With 9 March approaching, Sedol was confident in his chances, believing that if the computer program managed to take even one of the five games off him, he would consider it a great success for the developers. The fact was, Sedol had challenged many Go-playing programs in the past, and none had come close to defeating him – why would this one be any different? And in many ways, Sedol was not misguided in doubting the ability of a computer to reach the levels of complex gameplay capably displayed by the highest-ranked Go players. This handful of so-called “9 dan” players on the international Go rating system, including Lee Sedol, could be compared to Roger Federer, Michael Schumacher, or the chess grandmaster Garry Kasparov – each widely considered the best in their discipline at the time, or even the best of all time.

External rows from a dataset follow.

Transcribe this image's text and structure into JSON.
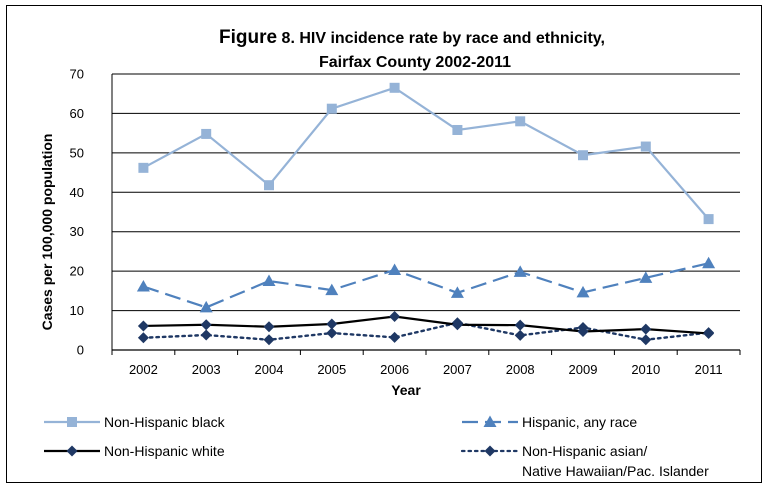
{
  "chart_data": {
    "type": "line",
    "title_lead": "Figure",
    "title_rest": " 8. HIV incidence rate by race and ethnicity,",
    "title_line2": "Fairfax County 2002-2011",
    "xlabel": "Year",
    "ylabel": "Cases per 100,000 population",
    "ylim": [
      0,
      70
    ],
    "yticks": [
      "0",
      "10",
      "20",
      "30",
      "40",
      "50",
      "60",
      "70"
    ],
    "categories": [
      "2002",
      "2003",
      "2004",
      "2005",
      "2006",
      "2007",
      "2008",
      "2009",
      "2010",
      "2011"
    ],
    "grid": true,
    "legend_position": "bottom",
    "series": [
      {
        "name": "Non-Hispanic black",
        "name_line2": "",
        "color": "#95b3d7",
        "marker": "square",
        "dash": "solid",
        "values": [
          46.2,
          54.8,
          41.8,
          61.2,
          66.5,
          55.8,
          58.0,
          49.4,
          51.6,
          33.2
        ]
      },
      {
        "name": "Hispanic, any race",
        "name_line2": "",
        "color": "#4f81bd",
        "marker": "triangle",
        "dash": "longdash",
        "values": [
          16.1,
          10.8,
          17.5,
          15.2,
          20.3,
          14.5,
          19.8,
          14.6,
          18.3,
          22.0
        ]
      },
      {
        "name": "Non-Hispanic white",
        "name_line2": "",
        "color": "#000000",
        "marker_color": "#1f3864",
        "marker": "diamond",
        "dash": "solid",
        "values": [
          6.1,
          6.4,
          5.9,
          6.6,
          8.5,
          6.4,
          6.3,
          4.7,
          5.3,
          4.2
        ]
      },
      {
        "name": "Non-Hispanic asian/",
        "name_line2": "Native Hawaiian/Pac. Islander",
        "color": "#1f3864",
        "marker": "diamond",
        "dash": "dotted",
        "values": [
          3.1,
          3.8,
          2.6,
          4.3,
          3.2,
          6.9,
          3.7,
          5.7,
          2.6,
          4.4
        ]
      }
    ]
  }
}
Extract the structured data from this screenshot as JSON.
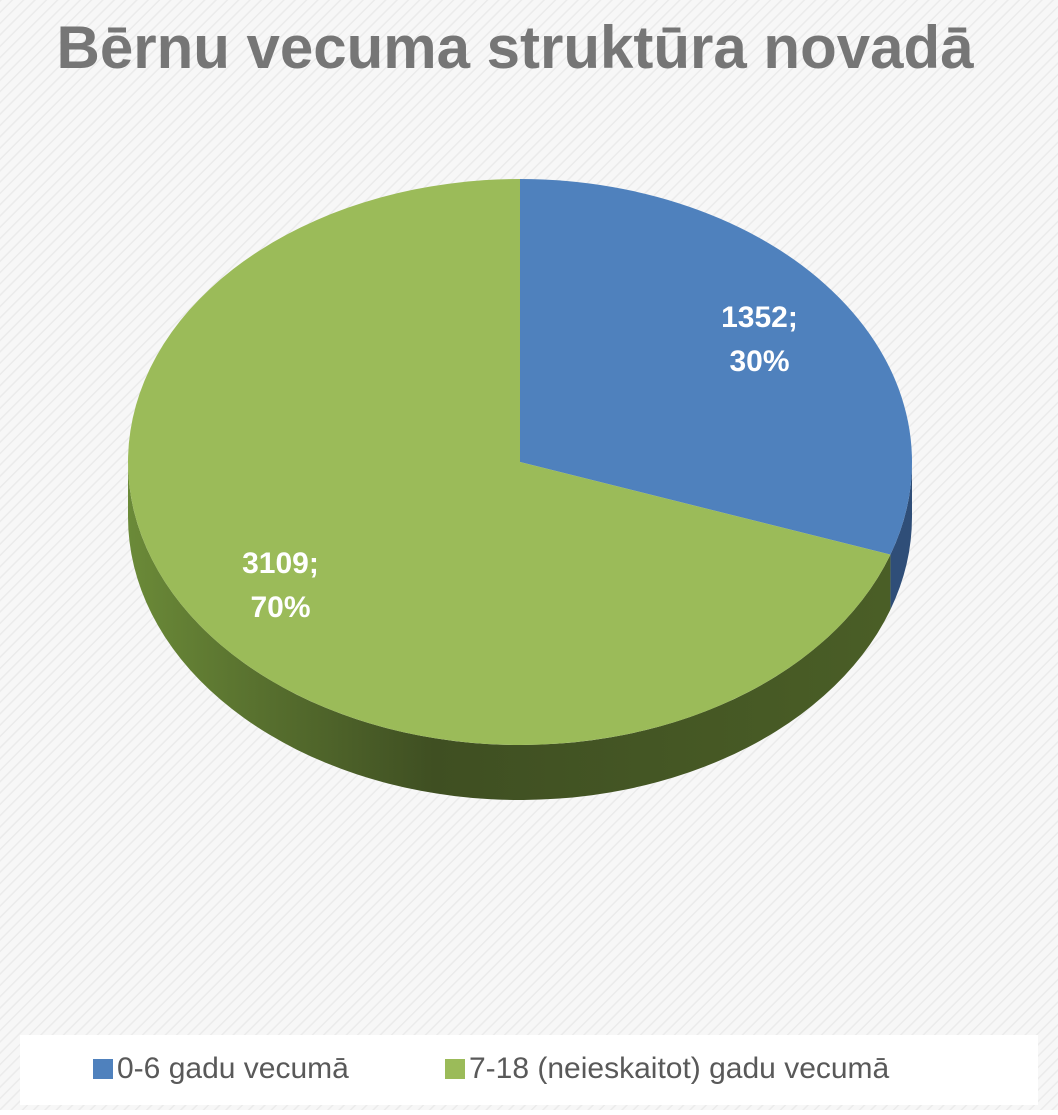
{
  "chart_data": {
    "type": "pie",
    "title": "Bērnu vecuma struktūra novadā",
    "categories": [
      "0-6 gadu vecumā",
      "7-18 (neieskaitot) gadu vecumā"
    ],
    "values": [
      1352,
      3109
    ],
    "value_labels": [
      [
        "1352;",
        "30%"
      ],
      [
        "3109;",
        "70%"
      ]
    ],
    "colors": [
      "#4f81bd",
      "#9bbb59"
    ],
    "legend": "bottom"
  }
}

So, when AlphaGo comprehensively beat Sedol 4-1 in a five-game match, the world took notice. Young Korean children cried as their hero was defeated by a British computer, Go experts were flabbergasted by the intricate gameplay of the machine, Lee Sedol was near inconsolable, and one of South Korea’s biggest daily newspapers stated, “Last night was very gloomy […] Many people drank alcohol.” Like Deep Blue’s victory against Kasparov in 1997, AlphaGo had beaten a human world champion at their own game. But this time was different. Unlike the controversy and blame games that resulted in 1997, AlphaGo had won fair and square. Even Sedol was humbled and impressed by the gameplay and tactics employed by the program in post-match interviews. And Go is far more complex than chess.
Whilst Go has just two rules, there are more possible board configurations than atoms in the universe. Whilst the tree search schema combined with a value policy per piece of a chess program can map all of the hundreds of thousands of possible combinations in seconds – to quickly select the best possible and most strategic move – AlphaGo does not have this option. At any point, Go has far too many possible board positions to map out completely, and therefore artificial Go-playing programs cannot rely on the brute force manner in which a chess move could be solved.
Neural networks and deep learning have, however, changed the way programs like AlphaGo play the games they are taught. Instead of searching through every branch of possibilities in its catalogue, AlphaGo improves on its mistakes using reinforcement learning and backpropagation to improve its understanding of the game. And the greatest advantage of the computer is that it never tires – with AlphaGo playing 300+ million games against itself in a matter of days, each time making incremental improvements on its gameplay strategy.
The result of this tireless and near-unlimited learning capability is what Lee Sedol and other champions have likened to a Go god. Whilst most Go players replicate a style passed on by masters or craft their own through the adaptation of well-known strategies, AlphaGo had strayed from the path. During the epic battle with Sedol, there were times when expert commentators were left confused by wholly unconventional moves that looked almost ridiculous at the time, but in hindsight were unbelievably intricate in a far-reaching strategy that was almost unimaginable to human minds. It was these moments and the humbling defeat Sedol experienced that prompted him to say that not only had a computer opened his eyes to a new way of Go, but even a new way of life. And perhaps the most astonishing thing is, AlphaGo’s gameplay has been surpassed by a new version of itself – AlphaZero – which in a hundred game match beat its predecessor 100-0.